Мартин Элайас поднял голову, и его взгляд прожег Босха. Рот юноши приоткрылся, образуя ужасное "О", выражавшее одновременно шок и боль, то "О", которое Босх видел слишком много раз. Он понял, что допустил ошибку. Сюда, в дом Элайаса, нужно было послать Райдер или Эдгара. Лучше Райдер. Она умела успокаивать. Ее сочувствие и цвет кожи произвели бы совсем другой эффект.
— Сынок, — сказал Частин, приходя наконец в себя, — нам нужно кое-что выяснить. Мы войдем и поговорим о случившемся.
— Не называйте меня сынком. Я вам не сынок.
— Мистер Элайас, — с нажимом заговорил Босх, и все, включая Частина, посмотрели на него. — Мартин, — продолжил он уже более мягко. — Вам нужно позаботиться о матери. Мы должны рассказать вам о том, что произошло, и задать несколько вопросов. Чем дольше мы будем здесь стоять, ругаться и кричать, тем хуже будет вашей матери.
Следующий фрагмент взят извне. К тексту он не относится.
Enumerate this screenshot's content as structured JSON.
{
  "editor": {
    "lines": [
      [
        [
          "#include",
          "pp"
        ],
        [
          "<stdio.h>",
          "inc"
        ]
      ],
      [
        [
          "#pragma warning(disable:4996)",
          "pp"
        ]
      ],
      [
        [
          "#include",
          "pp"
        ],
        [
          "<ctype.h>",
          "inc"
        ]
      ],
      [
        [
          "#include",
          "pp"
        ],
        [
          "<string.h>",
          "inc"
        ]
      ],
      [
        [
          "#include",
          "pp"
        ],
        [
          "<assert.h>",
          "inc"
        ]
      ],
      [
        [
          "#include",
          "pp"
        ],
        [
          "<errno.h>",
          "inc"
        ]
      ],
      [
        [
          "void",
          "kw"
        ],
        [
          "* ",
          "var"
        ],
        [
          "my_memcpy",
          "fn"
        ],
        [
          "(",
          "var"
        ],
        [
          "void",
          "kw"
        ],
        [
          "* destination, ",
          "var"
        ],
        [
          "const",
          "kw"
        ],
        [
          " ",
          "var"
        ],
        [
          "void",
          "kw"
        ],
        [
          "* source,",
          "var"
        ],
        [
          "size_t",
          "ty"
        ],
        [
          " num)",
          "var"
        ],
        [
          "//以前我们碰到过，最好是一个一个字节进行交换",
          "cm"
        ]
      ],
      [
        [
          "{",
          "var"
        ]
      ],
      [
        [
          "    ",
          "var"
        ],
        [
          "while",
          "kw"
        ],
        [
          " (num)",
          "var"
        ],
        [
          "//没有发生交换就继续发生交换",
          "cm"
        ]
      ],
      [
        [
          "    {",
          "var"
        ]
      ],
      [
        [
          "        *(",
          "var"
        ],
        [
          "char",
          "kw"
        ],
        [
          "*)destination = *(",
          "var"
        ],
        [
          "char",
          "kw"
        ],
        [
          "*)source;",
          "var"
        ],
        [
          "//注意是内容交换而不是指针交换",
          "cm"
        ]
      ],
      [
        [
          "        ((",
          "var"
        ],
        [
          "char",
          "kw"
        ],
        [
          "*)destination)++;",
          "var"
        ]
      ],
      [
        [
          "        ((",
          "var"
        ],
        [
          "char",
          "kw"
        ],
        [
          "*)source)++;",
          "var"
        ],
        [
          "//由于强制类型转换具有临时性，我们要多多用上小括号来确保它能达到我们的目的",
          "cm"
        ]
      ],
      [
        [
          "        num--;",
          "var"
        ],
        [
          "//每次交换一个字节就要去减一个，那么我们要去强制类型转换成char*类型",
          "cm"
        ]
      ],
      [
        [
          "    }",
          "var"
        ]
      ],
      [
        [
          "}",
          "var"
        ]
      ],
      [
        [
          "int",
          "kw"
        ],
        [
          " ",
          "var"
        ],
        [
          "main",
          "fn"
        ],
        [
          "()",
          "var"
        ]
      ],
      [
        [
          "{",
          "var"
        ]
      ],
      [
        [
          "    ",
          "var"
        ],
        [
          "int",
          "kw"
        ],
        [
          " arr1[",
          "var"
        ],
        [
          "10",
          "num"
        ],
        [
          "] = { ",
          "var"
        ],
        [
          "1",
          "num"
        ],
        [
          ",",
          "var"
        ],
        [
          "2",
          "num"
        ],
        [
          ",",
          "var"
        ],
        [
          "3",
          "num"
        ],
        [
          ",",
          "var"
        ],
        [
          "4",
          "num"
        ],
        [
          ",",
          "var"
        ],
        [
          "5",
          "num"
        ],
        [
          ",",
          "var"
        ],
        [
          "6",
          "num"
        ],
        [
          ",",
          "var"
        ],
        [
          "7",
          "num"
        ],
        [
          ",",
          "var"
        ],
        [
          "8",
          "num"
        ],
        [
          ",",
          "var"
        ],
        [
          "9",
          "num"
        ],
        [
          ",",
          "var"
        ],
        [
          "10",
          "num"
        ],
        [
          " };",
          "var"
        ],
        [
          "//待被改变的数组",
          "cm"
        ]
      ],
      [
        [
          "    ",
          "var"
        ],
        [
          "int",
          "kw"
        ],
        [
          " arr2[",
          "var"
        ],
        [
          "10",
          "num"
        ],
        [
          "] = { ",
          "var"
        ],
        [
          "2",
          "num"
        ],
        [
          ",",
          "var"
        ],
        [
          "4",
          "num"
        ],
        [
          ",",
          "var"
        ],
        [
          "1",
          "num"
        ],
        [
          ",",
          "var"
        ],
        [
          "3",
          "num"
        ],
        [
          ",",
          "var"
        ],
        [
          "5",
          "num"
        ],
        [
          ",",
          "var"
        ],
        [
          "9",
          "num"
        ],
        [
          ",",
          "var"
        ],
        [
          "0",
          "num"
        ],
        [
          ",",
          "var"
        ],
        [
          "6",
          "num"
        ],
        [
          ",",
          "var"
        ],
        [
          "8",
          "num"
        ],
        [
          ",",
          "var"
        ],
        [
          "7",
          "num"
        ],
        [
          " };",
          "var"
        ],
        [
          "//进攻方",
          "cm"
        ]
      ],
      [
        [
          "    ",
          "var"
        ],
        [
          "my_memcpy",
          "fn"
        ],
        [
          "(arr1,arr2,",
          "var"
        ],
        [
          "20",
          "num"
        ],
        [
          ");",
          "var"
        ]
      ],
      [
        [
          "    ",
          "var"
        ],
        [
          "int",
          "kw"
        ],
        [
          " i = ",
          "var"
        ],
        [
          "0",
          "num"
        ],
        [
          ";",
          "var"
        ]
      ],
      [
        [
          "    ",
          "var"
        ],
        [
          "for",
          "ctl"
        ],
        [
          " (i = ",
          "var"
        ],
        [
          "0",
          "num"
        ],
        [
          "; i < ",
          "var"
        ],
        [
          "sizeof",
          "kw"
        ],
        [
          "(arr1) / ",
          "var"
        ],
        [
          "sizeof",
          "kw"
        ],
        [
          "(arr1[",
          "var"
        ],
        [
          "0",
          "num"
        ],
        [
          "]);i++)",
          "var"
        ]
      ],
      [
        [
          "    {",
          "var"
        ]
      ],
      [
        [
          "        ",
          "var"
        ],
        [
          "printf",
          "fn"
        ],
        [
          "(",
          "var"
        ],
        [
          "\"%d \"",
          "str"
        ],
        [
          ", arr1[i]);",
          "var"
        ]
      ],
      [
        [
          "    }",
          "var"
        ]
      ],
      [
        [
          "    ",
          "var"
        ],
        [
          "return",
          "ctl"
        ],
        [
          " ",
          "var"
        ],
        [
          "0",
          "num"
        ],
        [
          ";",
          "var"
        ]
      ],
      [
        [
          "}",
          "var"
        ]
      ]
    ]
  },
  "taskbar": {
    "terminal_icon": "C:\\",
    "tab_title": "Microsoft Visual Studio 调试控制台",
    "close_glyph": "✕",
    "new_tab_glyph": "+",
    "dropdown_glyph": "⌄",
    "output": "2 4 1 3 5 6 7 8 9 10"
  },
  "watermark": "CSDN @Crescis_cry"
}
Он замолчал. Женщина спрятала лицо на груди сына и заплакала. Мартин отступил, уводя ее с собой, и полицейские смогли наконец войти.
Следующие пятнадцать минут Босх и Частин провели с матерью и сыном в уютно обставленной гостиной, рассказывая о том, что удалось узнать полиции, и о ближайших действиях следствия. Босх знал, что эти двое смотрят на них как на пару нацистов, объявивших о намерении расследовать военные преступления, но он знал и то, как важно пройти рутинную процедуру и постараться убедить семью убитого в том, что полиция сделает все возможное для поимки преступника.